Visit our website for the complete list of series titles.

5 comments:

  1. This a great selection of new texts. The Harlem Renaissance book in particular is a really welcome edition. Will LoA be able to preserve all the original design features of Toomer's Cane?

    ReplyDelete
  2. Niall: The LOA edition uses the original Boni and Liveright edition as setting copy and follows it closely for text formatting and chapter breaks. Each new poem or chapter starts on a new page, and each piece of line art (the portions of the circle) appears on its own page. The typography itself presents relatively few challenges; were you referring to any particular features?

    ReplyDelete
  3. That sounds really good - I was wondering whether the typographical feature of the circle would be printed as it was in the B&L original, so this is excellent news. Thank you for paying such close attention to that original. Is there any chance that the book will reprint any of Toomer's letters - to Waldo Frank, for instance, about the design of the book and its structure? Will there be any critical apparatus to introduce each author, and/or a timeline? And if I may ask one more thing: why did LOA choose Larsen's 'Quicksand' instead of 'Passing'? Many thanks indeed!

    ReplyDelete
  4. As with other LOA volumes, the Harlem Renaissance collections include three sections in the back of each book: biographical notes on the authors, a note on the texts, and explanatory notes for obscure references.

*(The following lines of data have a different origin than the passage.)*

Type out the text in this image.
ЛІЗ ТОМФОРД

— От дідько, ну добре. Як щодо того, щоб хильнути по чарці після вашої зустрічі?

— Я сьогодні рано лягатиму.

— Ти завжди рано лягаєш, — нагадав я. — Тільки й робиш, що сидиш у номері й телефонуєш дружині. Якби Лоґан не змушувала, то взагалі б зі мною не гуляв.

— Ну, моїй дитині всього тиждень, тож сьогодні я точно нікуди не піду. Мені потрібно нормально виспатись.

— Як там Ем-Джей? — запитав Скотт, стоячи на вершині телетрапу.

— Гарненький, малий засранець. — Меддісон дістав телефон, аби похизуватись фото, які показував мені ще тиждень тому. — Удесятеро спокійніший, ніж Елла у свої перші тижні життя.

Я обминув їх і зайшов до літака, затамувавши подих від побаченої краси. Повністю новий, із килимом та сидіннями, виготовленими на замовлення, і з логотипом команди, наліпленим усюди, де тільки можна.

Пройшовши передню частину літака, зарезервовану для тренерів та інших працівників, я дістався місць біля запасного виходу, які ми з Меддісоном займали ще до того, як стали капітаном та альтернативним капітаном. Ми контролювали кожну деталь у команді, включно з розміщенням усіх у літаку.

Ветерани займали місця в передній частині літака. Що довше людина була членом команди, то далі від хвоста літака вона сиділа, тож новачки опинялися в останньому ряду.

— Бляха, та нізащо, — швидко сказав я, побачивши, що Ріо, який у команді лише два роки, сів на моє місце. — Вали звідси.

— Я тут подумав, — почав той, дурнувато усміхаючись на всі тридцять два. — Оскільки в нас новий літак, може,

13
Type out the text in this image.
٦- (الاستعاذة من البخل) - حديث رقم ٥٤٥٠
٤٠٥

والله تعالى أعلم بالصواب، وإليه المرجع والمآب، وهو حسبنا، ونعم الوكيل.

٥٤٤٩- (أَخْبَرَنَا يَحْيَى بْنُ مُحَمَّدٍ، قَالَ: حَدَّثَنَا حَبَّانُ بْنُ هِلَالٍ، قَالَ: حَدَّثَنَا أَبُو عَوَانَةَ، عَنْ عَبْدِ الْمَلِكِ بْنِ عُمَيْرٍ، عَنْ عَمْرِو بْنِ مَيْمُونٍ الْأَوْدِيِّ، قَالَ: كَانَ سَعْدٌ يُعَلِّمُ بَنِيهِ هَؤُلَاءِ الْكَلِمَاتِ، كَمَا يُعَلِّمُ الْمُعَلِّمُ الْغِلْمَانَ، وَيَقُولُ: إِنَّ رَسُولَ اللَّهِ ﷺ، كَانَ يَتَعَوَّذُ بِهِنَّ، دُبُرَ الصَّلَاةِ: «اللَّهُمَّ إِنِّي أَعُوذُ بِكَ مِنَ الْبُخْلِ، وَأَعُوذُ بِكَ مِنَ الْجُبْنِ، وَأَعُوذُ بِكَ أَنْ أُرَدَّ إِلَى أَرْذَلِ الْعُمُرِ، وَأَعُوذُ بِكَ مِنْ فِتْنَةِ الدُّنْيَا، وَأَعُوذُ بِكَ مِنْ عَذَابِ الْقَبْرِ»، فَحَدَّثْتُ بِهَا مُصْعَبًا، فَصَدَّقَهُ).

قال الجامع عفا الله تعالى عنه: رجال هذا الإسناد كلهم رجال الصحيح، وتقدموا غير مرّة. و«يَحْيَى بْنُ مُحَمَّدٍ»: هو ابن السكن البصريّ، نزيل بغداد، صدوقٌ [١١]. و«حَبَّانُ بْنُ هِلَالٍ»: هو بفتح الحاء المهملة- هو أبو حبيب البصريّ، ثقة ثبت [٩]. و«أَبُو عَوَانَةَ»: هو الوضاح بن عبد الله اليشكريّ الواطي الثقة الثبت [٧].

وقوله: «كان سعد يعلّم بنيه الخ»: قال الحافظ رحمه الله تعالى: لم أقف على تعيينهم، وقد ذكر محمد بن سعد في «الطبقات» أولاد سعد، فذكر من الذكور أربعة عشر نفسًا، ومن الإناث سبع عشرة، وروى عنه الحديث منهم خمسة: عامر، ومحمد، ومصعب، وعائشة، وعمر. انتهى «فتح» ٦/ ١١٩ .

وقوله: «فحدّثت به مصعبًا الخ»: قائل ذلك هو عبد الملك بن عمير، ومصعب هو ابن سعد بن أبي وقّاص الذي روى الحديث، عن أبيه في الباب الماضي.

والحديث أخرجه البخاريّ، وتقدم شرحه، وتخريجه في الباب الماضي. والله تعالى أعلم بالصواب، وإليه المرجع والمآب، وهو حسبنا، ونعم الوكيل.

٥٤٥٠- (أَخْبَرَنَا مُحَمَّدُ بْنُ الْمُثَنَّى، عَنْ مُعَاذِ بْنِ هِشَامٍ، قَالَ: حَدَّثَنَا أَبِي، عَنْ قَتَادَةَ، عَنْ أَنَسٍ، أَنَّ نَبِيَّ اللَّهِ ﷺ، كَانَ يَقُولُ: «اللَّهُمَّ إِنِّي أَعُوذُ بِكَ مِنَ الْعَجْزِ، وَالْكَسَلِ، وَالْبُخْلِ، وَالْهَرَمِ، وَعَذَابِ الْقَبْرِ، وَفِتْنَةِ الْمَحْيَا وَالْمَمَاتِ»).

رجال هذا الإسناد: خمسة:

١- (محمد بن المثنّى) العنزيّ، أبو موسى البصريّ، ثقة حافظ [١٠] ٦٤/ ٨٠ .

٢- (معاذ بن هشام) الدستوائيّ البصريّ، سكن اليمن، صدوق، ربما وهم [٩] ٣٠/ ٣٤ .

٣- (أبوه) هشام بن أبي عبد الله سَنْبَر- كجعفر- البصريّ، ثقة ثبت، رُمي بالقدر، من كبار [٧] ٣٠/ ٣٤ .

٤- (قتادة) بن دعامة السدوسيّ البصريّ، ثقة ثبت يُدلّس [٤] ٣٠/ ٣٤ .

    The Note on the Text includes a summary of the Toomer-Frank exchange, including brief and relevant quotes. In addition, the Notes section includes Frank's foreword, as well as an excerpt from Toomer's letter to Frank explaining the "meaning" of the circles.

    As for Larsen: the editors and consultants went back and forth on which novel to include and finally ended up choosing "Quicksand." To quote our editor-in-chief: "It was a close call."

    ReplyDelete
  5. That sounds wonderful. Very many thanks for answering my questions in such detail. I much look forward to seeing these volumes and recommending them to students. LOA's editing continues to set terrific standards.